Number Of Ingredients 27

1 tbsp olive oil
1 onion, chopped
2 cloves garlic, finely chopped
450g/1lb minced beef steak or beef mince
1 tsp English mustard
1 tbsp tomato purée
1 beef stock cube
vegetable oil
150ml/5fl oz brown ale
100ml/3½fl oz beef stock
2 tbsp plain flour
salt and freshly ground black pepper
350g/12oz self-raising flour, plus extra for dusting
225g/8oz beef suet
large knob of butter, softened, for greasing
450g/1lb ready-made shortcrust pastry, for the top of the pie
1 free-range egg yolk, lightly beaten
2 large potatoes (preferably Rooster or Nadine), peeled, cut into chunks
100ml/3½fl oz hot milk
knob of butter
drizzle chilli oil (optional)
50g/2oz butter
50g/2oz cornflour
500ml/18fl oz chicken stock
generous bunch parsley, leaves only, chopped
1-2 garlic cloves, roasted and puréed, to taste
jellied eels

Steps:

  • For the filling, heat the olive oil in a large frying pan over a medium heat and fry the onion and garlic for five minutes or until softened.
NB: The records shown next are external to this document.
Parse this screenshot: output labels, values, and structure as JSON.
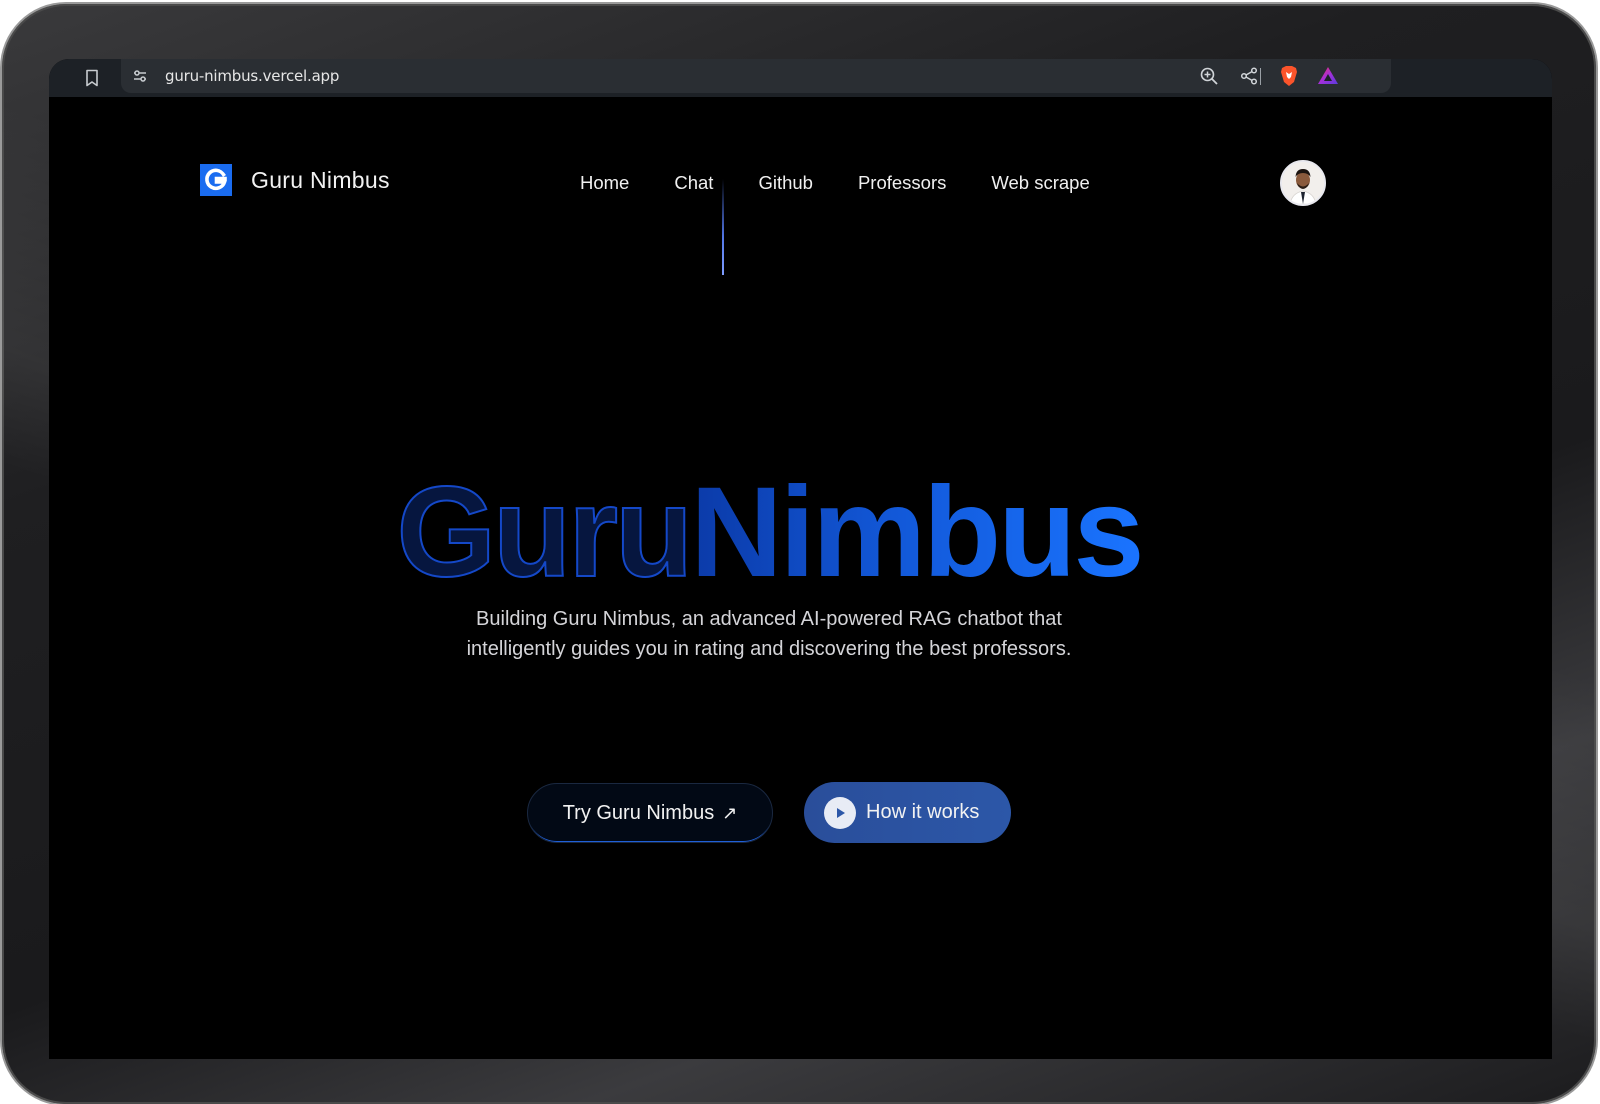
{
  "browser": {
    "url": "guru-nimbus.vercel.app",
    "icons": [
      "bookmark-icon",
      "site-settings-icon",
      "zoom-icon",
      "share-icon",
      "brave-shield-icon",
      "brave-rewards-icon"
    ]
  },
  "site": {
    "logo_letter": "G",
    "brand": "Guru Nimbus",
    "nav": [
      "Home",
      "Chat",
      "Github",
      "Professors",
      "Web scrape"
    ],
    "accent": "#1a6cf0"
  },
  "hero": {
    "title_part1": "Guru",
    "title_part2": "Nimbus",
    "subtitle": "Building Guru Nimbus, an advanced AI-powered RAG chatbot that intelligently guides you in rating and discovering the best professors.",
    "primary_button": "Try Guru Nimbus",
    "primary_button_icon": "↗",
    "secondary_button": "How it works",
    "secondary_button_icon": "play-icon"
  }
}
Add the mince and cook for five minutes, stirring occasionally, or until browned and cooked through.
  • Stir in the rest of the filling ingredients, season with salt and freshly ground black pepper and set aside to cool.
  • Preheat the oven to 180C/350F/Gas 4.
  • For the suet pastry, sift the flour into a mixing bowl with the suet and season with salt and freshly ground black pepper. Gradually mix in about four tablespoons of cold water, or until you have a moist but firm dough.
  • On a lightly floured work surface roll the dough out to a 2mm thickness.
  • Generously butter two individual pie dishes then line each with the suet pastry, so that it covers the base and sides completely. Divide the filling mixture between the two dishes.
  • For the pie crust, roll out the shortcrust pastry on a lightly floured work surface to a 2mm thickness and use it to cover the two pies, pushing down the edges to seal. Brush generously with the egg yolk and make a hole in the middle of the lid to allow steam to escape.
  • Place the pie dishes into a deep-sided roasting tin and pour in enough boiling water to come halfway up the sides of the pie dishes, taking care not to get any water on the pastry. Transfer to the oven and cook for 20-30 minutes, or until the pastry is crisp and golden and the filling steaming hot.
  • Meanwhile, for the mashed potatoes, steam (or boil) the potatoes for 20 minutes or until tender. Scald the milk then mash the potatoes with the hot milk, butter and plenty of salt and freshly ground black pepper until smooth. Drizzle with a little chilli oil, if using, and keep warm.
  • For the parsley liquor, melt the butter in a saucepan over a medium heat and whisk in the cornflour to make a paste. Gradually stir in the stock, bring to a simmer, then stir in the parsley and garlic and stir until thickened and smooth.
  • Serve the hot pies with the mash, parsley liquor and jellied eels on the side.